Densho Digital Archive
Densho Visual History Collection
Title: Akio Hoshino Interview
Narrator: Akio Hoshino
Interviewer: Stephen Fugita
Location: Seattle, Washington
Date: July 11, 1997
Densho ID: denshovh-hakio-01-0004

<Begin Segment 4>

SF: In those days, did you belong to any kind of mainstream groups that were involved in patriotic things or civil, civil service kinds of things? Like, you mentioned something like homeguard?

AH: Oh, yes. When the war started I enrolled in, I think it was called homeguard in those days. It was a kind of a quasi-military type training and preparation for anything that should happen. And stayed a few overnights at the armory and trained in military steps and things like that, until one day the commanding officer called me into the office and said, "I want you to resign." And I said, "Why?" And he said, "No reason, just want you to resign.
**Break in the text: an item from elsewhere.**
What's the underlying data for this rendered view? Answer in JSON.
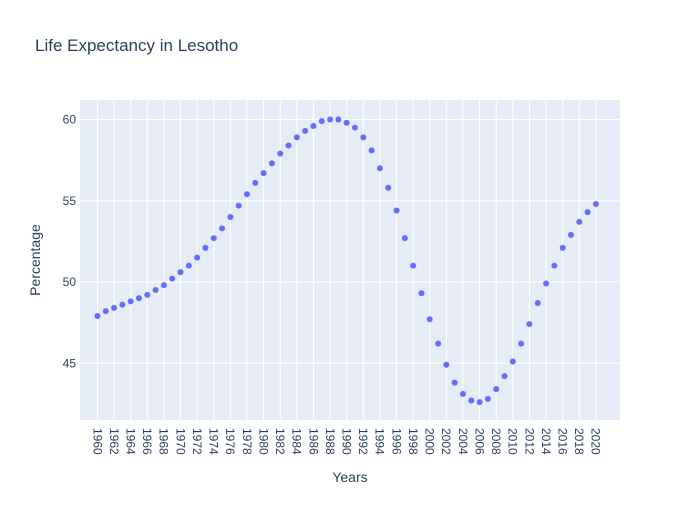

If you won't then you'll be just taken out of the ranks." And deep down in my heart I knew the reason: being a Japanese. And I don't think there was any other Japanese in the group that I was in. So I just quit and went home.

SF: What year was this, or what time period was this?

AH: Uh... '41 to the beginning of '42, just at the war.

SF: Right after the war started. When you went home and you told your parents about what had happened, how did they react?

AH: Well, I think it hurt my mother more than it hurt me. I just felt, that you know, a third-class citizen, this kind of thing would happen. But for my mother, she was hoping that bringing us up here as American as possible, that we would be treated fairly and squarely. And to be, again, picked out because of our ethnic origin, she felt that we still didn't have our chance in this country. And you have to remember that they themselves were not allowed to become citizens at that time yet. And so, I guess their hope was that America would be my country to uphold.

[Interruption]

SF: Your father?

AH: You know, he never said very much. Never said very much. I guess like all Japanese males, we're quiet. He may have felt it, him being in this country since he was about eighteen or nineteen years old, he probably knew the status of our lives pretty well, also.

SF: Do you think that sort of, the Issei sort of, being really invested in the future of the Nisei children, was that real common, do you think, among the Isseis, that somehow, even though they were themselves discriminated against a lot?

AH: I think so. I think there was no choice. I mean, most of them, when they came to this country, came to gain a little wealth and money and go back to Japan, maybe show off a bit. But once they got married and started getting children, they were tied to their children. And some of them sent back their children to Japan to educate, get educated back there. And some families moved back to Japan, but the longer they stayed here the more attached they became to this country. And they accepted that position, but had hope that their children would gain a little better status. And so, I think that would be the feeling of most of the so-called Isseis, that never having planned to come and become this country's non-citizen citizen, it just became forced that way.